PERFORM VARYING WS_I FROM LENGTH OF WS_AMOUNT_TXT BY -1
          UNTIL WS_I = ZERO
    IF WS_AMOUNT_TXT(WS_I:1) IS NUMERIC OR
       WS_AMOUNT_TXT(WS_I:1) = '.'
       MOVE ZERO TO WS_I
    ELSE
       MOVE SPACE TO WS_AMOUNT_TXT(WS_I:1)
    END-IF
END-PERFORM

The basic idea in the above code is to scan from the end of the last UNSTRING output field to the beginning replacing anything that is not a valid digit or decimal point with a space. Once a valid digit/decimal is found, exit the loop on the assumption that the rest will be valid.

After cleanup use the intrinsic function NUMVAL as outlined in my answer to your previous question to convert WS_AMOUNT_TXT into a numeric data type.

One final piece of advice, MOVE SPACES TO INPUT_REC before each READ to blow away data left over from a previous read that might be left in the buffer. This will protect you when reading a very "short" record after a "long" one - otherwise you may trip over data left over from the previous read.

Hope this helps.

EDIT Just noticed this answer to your question about reading variable length files. Using a variable length input record is a better approach. Given the actual input record length you can do something like:

UNSTRING INPUT_REC(1:REC_LEN) INTO...

Where REC_LEN is the variable specified after OCCURS DEPENDING ON for the INPUT_REC file FD. All the junk you are encountering occurs after the end of the record as defined by REC_LEN. Using reference modification as illustrated above trims it off before UNSTRING does its work to separate out the individual data fields.

EDIT 2: Cannot use reference modification with UNSTRING. Darn... It is possible with some other COBOL dialects but not with OpenVMS COBOL. Try the following:

MOVE INPUT_REC(1:REC_LEN) TO WS_BUFFER
UNSTRING WS_BUFFER INTO...

Where WS_BUFFER is a working storage PIC X variable long enough to hold the longest input record. When you MOVE a short alpha-numeric field to a longer one, the destination field is left justified with spaces used to pad remaining space (ie. WS_BUFFER). Since leading and trailing spaces are acceptable to the NUMVAL fucnction you have exactly what you need.

I have a reason for pushing you in this direction. Any junk that ends up at the trailing end of a record buffer when reading a short record is undefined.

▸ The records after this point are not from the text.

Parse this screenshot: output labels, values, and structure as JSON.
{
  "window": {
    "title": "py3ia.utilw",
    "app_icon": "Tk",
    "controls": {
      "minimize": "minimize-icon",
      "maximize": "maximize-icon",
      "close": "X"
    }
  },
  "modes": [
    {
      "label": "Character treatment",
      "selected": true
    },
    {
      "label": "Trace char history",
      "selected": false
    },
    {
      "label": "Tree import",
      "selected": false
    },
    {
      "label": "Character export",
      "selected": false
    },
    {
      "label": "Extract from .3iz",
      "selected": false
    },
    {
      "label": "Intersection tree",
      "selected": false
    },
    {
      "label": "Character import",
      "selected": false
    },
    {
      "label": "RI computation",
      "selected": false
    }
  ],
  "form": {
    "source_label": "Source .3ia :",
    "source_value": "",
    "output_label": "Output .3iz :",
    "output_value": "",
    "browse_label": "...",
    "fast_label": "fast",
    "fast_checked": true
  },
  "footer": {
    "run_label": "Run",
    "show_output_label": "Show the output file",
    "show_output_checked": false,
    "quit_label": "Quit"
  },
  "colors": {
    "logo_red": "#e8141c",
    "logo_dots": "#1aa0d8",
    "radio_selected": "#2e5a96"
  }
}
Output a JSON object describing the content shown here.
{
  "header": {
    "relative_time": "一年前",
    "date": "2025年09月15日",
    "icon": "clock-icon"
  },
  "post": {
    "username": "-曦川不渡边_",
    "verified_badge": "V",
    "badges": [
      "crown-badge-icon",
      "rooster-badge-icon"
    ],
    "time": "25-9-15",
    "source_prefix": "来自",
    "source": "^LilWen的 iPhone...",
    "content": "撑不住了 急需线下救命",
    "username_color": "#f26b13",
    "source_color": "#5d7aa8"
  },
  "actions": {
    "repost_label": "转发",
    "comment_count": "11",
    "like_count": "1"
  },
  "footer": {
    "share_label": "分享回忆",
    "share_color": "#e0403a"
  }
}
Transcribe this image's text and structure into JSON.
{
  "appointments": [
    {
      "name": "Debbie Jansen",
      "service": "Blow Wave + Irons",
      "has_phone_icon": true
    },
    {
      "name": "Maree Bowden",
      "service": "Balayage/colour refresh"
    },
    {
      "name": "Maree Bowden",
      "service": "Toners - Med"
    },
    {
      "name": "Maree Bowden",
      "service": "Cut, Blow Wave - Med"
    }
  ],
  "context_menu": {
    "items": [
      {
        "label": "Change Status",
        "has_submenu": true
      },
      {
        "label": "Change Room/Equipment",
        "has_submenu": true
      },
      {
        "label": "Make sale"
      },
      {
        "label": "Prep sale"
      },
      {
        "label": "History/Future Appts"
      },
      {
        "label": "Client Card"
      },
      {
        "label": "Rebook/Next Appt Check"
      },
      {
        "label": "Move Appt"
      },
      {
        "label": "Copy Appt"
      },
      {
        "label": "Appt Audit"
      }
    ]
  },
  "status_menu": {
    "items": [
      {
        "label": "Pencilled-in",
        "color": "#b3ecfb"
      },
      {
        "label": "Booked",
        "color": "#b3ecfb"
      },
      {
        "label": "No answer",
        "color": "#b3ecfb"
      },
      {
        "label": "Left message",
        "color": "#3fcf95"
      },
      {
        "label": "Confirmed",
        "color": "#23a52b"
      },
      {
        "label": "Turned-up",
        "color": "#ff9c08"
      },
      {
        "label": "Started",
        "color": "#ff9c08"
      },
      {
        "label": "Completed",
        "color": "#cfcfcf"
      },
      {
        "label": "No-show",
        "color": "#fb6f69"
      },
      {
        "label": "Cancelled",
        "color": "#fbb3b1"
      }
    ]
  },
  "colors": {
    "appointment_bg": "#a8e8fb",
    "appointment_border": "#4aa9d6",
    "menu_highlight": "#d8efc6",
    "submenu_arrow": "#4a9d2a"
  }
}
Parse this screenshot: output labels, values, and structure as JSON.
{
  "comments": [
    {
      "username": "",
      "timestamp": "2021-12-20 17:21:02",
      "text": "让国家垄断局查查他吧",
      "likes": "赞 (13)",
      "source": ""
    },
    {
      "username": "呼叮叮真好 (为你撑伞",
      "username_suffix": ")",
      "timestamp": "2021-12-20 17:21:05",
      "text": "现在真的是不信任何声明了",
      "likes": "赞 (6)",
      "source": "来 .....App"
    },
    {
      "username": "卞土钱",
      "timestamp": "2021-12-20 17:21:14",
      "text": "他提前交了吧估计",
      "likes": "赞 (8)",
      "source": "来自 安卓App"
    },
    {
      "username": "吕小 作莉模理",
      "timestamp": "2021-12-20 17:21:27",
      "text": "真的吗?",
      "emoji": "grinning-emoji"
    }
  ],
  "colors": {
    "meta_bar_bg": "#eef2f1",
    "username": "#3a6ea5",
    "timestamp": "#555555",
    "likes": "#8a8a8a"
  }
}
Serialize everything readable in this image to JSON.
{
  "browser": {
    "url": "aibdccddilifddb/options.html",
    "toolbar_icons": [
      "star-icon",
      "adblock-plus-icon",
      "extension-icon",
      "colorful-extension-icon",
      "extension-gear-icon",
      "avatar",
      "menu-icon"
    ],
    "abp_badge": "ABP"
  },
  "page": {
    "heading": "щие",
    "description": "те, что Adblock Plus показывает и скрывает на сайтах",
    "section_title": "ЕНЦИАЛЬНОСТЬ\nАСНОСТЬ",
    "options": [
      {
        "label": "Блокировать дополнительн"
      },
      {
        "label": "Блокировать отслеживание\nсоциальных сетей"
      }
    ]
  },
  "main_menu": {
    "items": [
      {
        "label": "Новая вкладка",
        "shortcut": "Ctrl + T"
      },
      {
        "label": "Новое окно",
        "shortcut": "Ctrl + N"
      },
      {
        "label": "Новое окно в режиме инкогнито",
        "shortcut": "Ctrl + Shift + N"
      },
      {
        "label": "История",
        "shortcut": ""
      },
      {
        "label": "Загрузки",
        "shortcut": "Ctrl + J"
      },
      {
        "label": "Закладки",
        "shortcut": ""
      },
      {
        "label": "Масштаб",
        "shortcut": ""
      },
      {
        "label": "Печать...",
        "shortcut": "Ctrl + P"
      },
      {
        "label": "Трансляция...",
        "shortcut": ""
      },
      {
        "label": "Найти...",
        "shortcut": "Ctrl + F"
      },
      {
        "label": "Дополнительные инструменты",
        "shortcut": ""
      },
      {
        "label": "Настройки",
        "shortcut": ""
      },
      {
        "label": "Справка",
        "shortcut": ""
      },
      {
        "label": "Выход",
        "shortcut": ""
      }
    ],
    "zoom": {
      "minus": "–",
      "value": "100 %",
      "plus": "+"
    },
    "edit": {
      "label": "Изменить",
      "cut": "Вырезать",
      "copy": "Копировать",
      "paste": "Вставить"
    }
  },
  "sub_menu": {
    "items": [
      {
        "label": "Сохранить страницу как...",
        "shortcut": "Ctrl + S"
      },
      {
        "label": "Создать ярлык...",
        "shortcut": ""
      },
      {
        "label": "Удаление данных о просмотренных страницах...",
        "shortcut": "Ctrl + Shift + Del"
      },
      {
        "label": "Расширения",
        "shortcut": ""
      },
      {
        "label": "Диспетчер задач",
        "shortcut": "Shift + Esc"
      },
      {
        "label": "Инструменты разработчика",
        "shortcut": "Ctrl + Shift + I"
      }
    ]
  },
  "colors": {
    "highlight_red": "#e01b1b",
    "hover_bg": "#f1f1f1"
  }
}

There is a possibility that some of that junk just might end up being a digit or a decimal point. Should this occur, the cleanup routine I originally suggested would fail.

EDIT 3: There are no ^@ in the resulting WS_AMOUNT_TXT, but still there are a ^M

Looks like the file system is treating <CR> (that ^M thing) at the end of each record as data.

If the file you are reading came from a Windows platform and you are now reading it on a UNIX platform that would explain the problem. Under Windows records are terminated with <CR><LF> while on UNIX they are terminated with <LF> only. The UNIX file system treats <CR> as if it were part of the record.

If this is the case, you can be pretty sure that there will be a single <CR> at the end of every record read. There are a number of ways to deal with this:

Method 1: As you already noted, pre-edit the file using Notepad++ or some other tool to remove the <CR> characters before processing through your COBOL program. Personally I don't think this is the best way of going about it. I prefer to use a COBOL only solution since it involves fewer processing steps.

Method 2: Trim the last character from each input record before processing it. The last character should always be <CR>. Try the following if you are reading records as variable length and have the actual input record length available.

SUBTRACT 1 FROM REC_LEN
MOVE INPUT_REC(1:REC_LEN) TO WS_BUFFER
UNSTRING WS_BUFFER INTO...

Method 3: Treat <CR> as a delimiter when UNSTRINGing as follows:

UNSTRING INPUT_REC DELIMITED BY "," OR x"0D"
    INTO WS_ID_1, WS_ID_2, WS_CODE, WS_DESCRIPTION, WS_FLAG, WS_AMOUNT_TXT

Method 4: Condition the last receiving field from UNSTRING by replacing trailing non digit/non decimal point characters with spaces. I outlined this solution a litte earlier in this question. You could also explore the INSPECT statement using the REPLACING option (Format 2). This should be able to do pretty much the same thing - just replace all x"00" by SPACE and x"0D" by SPACE.

Where there is a will, there is a way. Any of the above solutions should work for you. Choose the one you are most comfortable with.